The formatting is a mess, but you get the idea. Only certain combinations of stage + access are allowed by the spec, by enumerating them it made it far more clear which to pick. I then can directly convert these to the associated stage + access masks without any loss in expressiveness/performance (or at least there shouldn't be if I understand things correctly).

JoeJ

4,412

July 14, 2017 05:10 PM

Copy that - it's good to compare your own guessing against the guessing of others

(I spot you don't cover the case of a compute shader writing indirect dispacth count.)

I wonder if Events could help here: http://vulkan-spec-chunked.ahcox.com/ch06s03.html

I have not used them yet. Could i do something like triggereing a memory barrier, processing some other work, waiting on the barrier with a high chance it has been done already?
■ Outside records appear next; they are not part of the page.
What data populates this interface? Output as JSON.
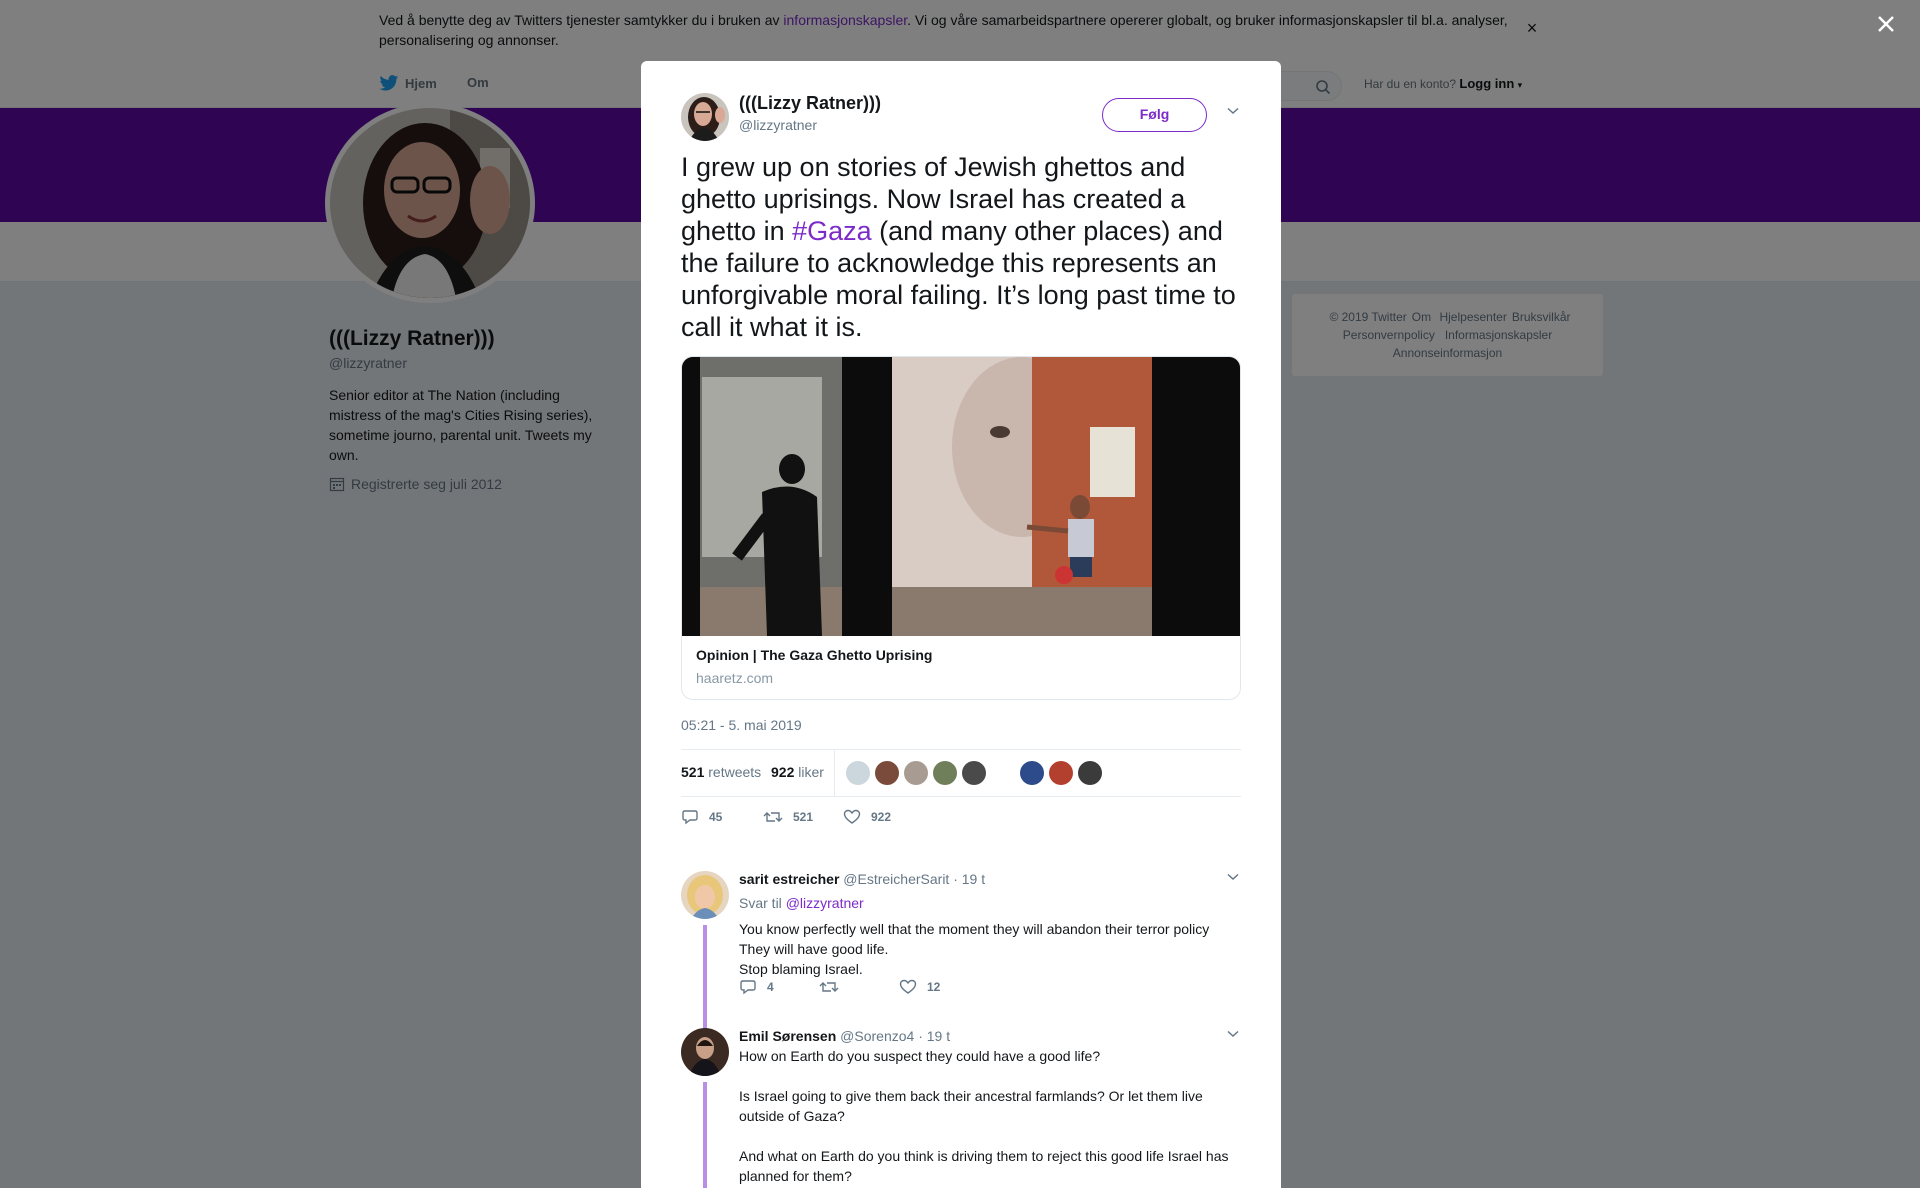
{
  "cookie_bar": {
    "text_before": "Ved å benytte deg av Twitters tjenester samtykker du i bruken av ",
    "link": "informasjonskapsler",
    "text_after": ". Vi og våre samarbeidspartnere opererer globalt, og bruker informasjonskapsler til bl.a. analyser, personalisering og annonser.",
    "close": "×"
  },
  "nav": {
    "home": "Hjem",
    "about": "Om",
    "account_prompt": "Har du en konto?",
    "login": "Logg inn"
  },
  "profile": {
    "name": "(((Lizzy Ratner)))",
    "handle": "@lizzyratner",
    "bio": "Senior editor at The Nation (including mistress of the mag's Cities Rising series), sometime journo, parental unit. Tweets my own.",
    "joined": "Registrerte seg juli 2012"
  },
  "footer": {
    "links": [
      "© 2019 Twitter",
      "Om",
      "Hjelpesenter",
      "Bruksvilkår",
      "Personvernpolicy",
      "Informasjonskapsler",
      "Annonseinformasjon"
    ]
  },
  "tweet": {
    "name": "(((Lizzy Ratner)))",
    "handle": "@lizzyratner",
    "follow_label": "Følg",
    "text_before": "I grew up on stories of Jewish ghettos and ghetto uprisings. Now Israel has created a ghetto in ",
    "hashtag": "#Gaza",
    "text_after": " (and many other places) and the failure to acknowledge this represents an unforgivable moral failing. It’s long past time to call it what it is.",
    "card_title": "Opinion | The Gaza Ghetto Uprising",
    "card_domain": "haaretz.com",
    "timestamp": "05:21 - 5. mai 2019",
    "retweets_count": "521",
    "retweets_label": "retweets",
    "likes_count": "922",
    "likes_label": "liker",
    "actions": {
      "replies": "45",
      "retweets": "521",
      "likes": "922"
    }
  },
  "replies": [
    {
      "name": "sarit estreicher",
      "handle": "@EstreicherSarit",
      "time": "· 19 t",
      "reply_to_label": "Svar til",
      "reply_to": "@lizzyratner",
      "text": "You know perfectly  well that the moment they will abandon  their terror   policy They will have good life.\nStop blaming Israel.",
      "replies": "4",
      "retweets": "",
      "likes": "12"
    },
    {
      "name": "Emil Sørensen",
      "handle": "@Sorenzo4",
      "time": "· 19 t",
      "text": "How on Earth do you suspect they could have a good life?\n\nIs Israel going to give them back their ancestral farmlands? Or let them live outside of Gaza?\n\nAnd what on Earth do you think is driving them to reject this good life Israel has planned for them?"
    }
  ],
  "colors": {
    "accent": "#7c2bc9",
    "banner": "#5e0aa6",
    "thread_line": "#b88ee6"
  }
}
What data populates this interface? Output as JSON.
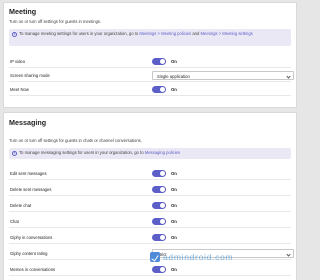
{
  "meeting": {
    "title": "Meeting",
    "description": "Turn on or turn off settings for guests in meetings.",
    "banner": {
      "text_1": "To manage meeting settings for users in your organization, go to",
      "link_1": "Meetings > Meeting policies",
      "text_2": "and",
      "link_2": "Meetings > Meeting settings"
    },
    "rows": [
      {
        "label": "IP video",
        "state": "On"
      },
      {
        "label": "Screen sharing mode",
        "value": "Single application"
      },
      {
        "label": "Meet Now",
        "state": "On"
      }
    ]
  },
  "messaging": {
    "title": "Messaging",
    "description": "Turn on or turn off settings for guests in chats or channel conversations.",
    "banner": {
      "text_1": "To manage messaging settings for users in your organization, go to",
      "link_1": "Messaging policies"
    },
    "rows": [
      {
        "label": "Edit sent messages",
        "state": "On"
      },
      {
        "label": "Delete sent messages",
        "state": "On"
      },
      {
        "label": "Delete chat",
        "state": "On"
      },
      {
        "label": "Chat",
        "state": "On"
      },
      {
        "label": "Giphy in conversations",
        "state": "On"
      },
      {
        "label": "Giphy content rating",
        "value": "Strict"
      },
      {
        "label": "Memes in conversations",
        "state": "On"
      }
    ]
  },
  "watermark": {
    "text": "admindroid.com",
    "logo": "admindroid-logo"
  },
  "colors": {
    "accent": "#5b5fc7",
    "banner_bg": "#ebe8f5"
  }
}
I really need Vulkan for dummies that tells me some usecases of such things...

Ryan_001

3,477

July 14, 2017 05:34 PM

5 minutes ago, JoeJ said:
(I spot you don't cover the case of a compute shader writing indirect dispacth count.)

I'm not sure exactly what you mean. The flags are pretty much taken verbatim from Table 4 of the spec: https://www.khronos.org/registry/vulkan/specs/1.0/html/vkspec.html#VkPipelineStageFlagBits (scroll down a screen or two).

I haven't played around with indirect stuff yet. I'm assuming you write to a buffer the commands (either through memmap/staging buffer/copy or through a compute shader or similar), then use that buffer as the source for the indirect command correct? If I was transferring from the host then I'd use host_write or transfer_write as my source flags (depending on whether or not I used a staging buffer), and then I'd use indirect_read as my dest flags. If I were computing the buffer on the fly would you not use shader_compute_write as src, and indirect_read as dest?